Whichever way you want to follow after graduation: Our dedicated team of experts in the career and entrepreneurship centers will accompany you on that journey and help you decide how to best realize your ambitions, be it an exciting new job or starting your own business. We seek to place our graduates in global technology blue chips, hidden technology champions, leading technology consultancies and fast-growing technology ventures. The Entrepreneurship Center at RWTH Aachen University also has a long track record of supporting innovative startups by our graduates – between 70 to 100 every year.

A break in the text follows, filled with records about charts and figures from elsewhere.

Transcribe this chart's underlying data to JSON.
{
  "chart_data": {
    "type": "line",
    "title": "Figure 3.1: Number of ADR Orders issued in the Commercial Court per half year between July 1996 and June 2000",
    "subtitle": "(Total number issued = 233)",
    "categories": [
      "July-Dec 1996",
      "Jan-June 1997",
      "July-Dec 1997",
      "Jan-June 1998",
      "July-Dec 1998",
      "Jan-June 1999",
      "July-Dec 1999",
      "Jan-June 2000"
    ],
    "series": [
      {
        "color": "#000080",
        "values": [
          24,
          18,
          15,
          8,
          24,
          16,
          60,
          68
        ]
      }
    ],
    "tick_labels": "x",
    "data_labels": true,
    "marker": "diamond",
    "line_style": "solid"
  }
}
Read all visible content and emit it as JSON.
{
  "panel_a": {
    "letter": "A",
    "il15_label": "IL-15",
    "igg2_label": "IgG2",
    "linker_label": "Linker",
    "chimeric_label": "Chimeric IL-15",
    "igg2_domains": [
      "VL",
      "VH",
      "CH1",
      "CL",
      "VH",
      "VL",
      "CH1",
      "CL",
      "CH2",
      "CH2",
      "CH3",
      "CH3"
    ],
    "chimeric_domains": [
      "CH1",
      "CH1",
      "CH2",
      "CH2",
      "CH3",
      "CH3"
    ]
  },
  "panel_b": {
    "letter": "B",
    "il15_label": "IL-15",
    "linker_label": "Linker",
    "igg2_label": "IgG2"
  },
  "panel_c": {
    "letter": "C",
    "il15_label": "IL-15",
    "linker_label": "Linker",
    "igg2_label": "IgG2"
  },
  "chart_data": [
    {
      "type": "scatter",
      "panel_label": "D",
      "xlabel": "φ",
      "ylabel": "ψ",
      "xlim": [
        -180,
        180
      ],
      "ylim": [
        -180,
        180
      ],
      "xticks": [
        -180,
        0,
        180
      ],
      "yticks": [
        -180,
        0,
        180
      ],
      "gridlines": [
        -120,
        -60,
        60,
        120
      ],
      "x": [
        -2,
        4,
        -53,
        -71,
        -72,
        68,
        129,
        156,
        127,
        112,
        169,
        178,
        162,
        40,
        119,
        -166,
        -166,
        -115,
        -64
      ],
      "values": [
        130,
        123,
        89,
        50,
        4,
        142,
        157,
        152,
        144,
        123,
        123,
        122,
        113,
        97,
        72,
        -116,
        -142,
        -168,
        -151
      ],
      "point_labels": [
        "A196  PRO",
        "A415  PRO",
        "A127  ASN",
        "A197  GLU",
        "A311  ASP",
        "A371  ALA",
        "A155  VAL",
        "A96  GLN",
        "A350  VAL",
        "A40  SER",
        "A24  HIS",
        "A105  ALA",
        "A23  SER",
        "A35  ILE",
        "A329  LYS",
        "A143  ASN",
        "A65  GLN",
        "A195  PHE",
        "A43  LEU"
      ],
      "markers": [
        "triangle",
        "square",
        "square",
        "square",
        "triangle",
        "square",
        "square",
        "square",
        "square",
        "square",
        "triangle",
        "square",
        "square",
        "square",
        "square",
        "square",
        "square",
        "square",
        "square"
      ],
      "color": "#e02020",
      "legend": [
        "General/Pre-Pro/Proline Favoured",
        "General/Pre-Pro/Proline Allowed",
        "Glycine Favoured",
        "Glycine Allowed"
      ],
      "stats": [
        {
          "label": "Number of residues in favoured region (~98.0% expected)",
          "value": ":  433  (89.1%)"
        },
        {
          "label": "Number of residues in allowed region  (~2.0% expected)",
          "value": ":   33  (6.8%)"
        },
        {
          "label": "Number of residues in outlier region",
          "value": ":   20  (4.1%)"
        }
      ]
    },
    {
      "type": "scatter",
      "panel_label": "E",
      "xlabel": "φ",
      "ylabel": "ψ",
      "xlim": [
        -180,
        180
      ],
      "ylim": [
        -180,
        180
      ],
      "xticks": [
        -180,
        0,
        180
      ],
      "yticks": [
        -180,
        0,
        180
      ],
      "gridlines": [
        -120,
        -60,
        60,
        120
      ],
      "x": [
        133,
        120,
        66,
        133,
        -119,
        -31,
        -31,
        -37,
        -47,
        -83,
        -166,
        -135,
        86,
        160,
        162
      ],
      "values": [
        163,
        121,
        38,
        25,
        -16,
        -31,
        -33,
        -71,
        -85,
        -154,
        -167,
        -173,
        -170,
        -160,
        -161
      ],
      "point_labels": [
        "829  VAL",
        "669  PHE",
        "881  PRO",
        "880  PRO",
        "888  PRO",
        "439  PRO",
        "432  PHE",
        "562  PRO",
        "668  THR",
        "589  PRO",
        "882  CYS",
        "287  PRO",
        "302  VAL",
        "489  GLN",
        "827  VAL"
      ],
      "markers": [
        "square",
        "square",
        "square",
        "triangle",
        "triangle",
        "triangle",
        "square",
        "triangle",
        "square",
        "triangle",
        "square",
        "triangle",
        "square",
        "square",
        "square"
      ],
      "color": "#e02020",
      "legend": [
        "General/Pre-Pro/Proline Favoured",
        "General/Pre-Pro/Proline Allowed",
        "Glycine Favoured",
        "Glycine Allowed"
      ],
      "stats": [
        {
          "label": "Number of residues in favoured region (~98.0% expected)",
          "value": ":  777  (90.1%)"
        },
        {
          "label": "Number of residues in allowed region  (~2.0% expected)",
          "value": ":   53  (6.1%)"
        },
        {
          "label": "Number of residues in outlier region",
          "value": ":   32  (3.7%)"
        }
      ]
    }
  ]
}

The following list gives an idea of the possible data scientist jobs for the successful student of the Master Program, combining Data Science and Operations Research:

  • Retail and Value Chain Management
  • Industry and Production
  • Transportation and Mobility
  • Energy and Climate
 

Examination Regulations

Examination regulations regulate academic goals and prerequisites, the course of study layout, and exam procedures.

 

Faculty

The Master course of studies is offered by the RWTH School of Business and Economics.

 

For Your Information

RWTH Aachen offers some of its courses of study in collaboration with other (private) institutions. They are not part of the courses of study under public law, and thus are not governed by legal guidelines, e.g. university placement allocation.  Some have tuition fees and require a period of professional experience.

Information about prerequisites, application processes, the university placement allocation process, and academic content is available from the host institution, to which you are applying.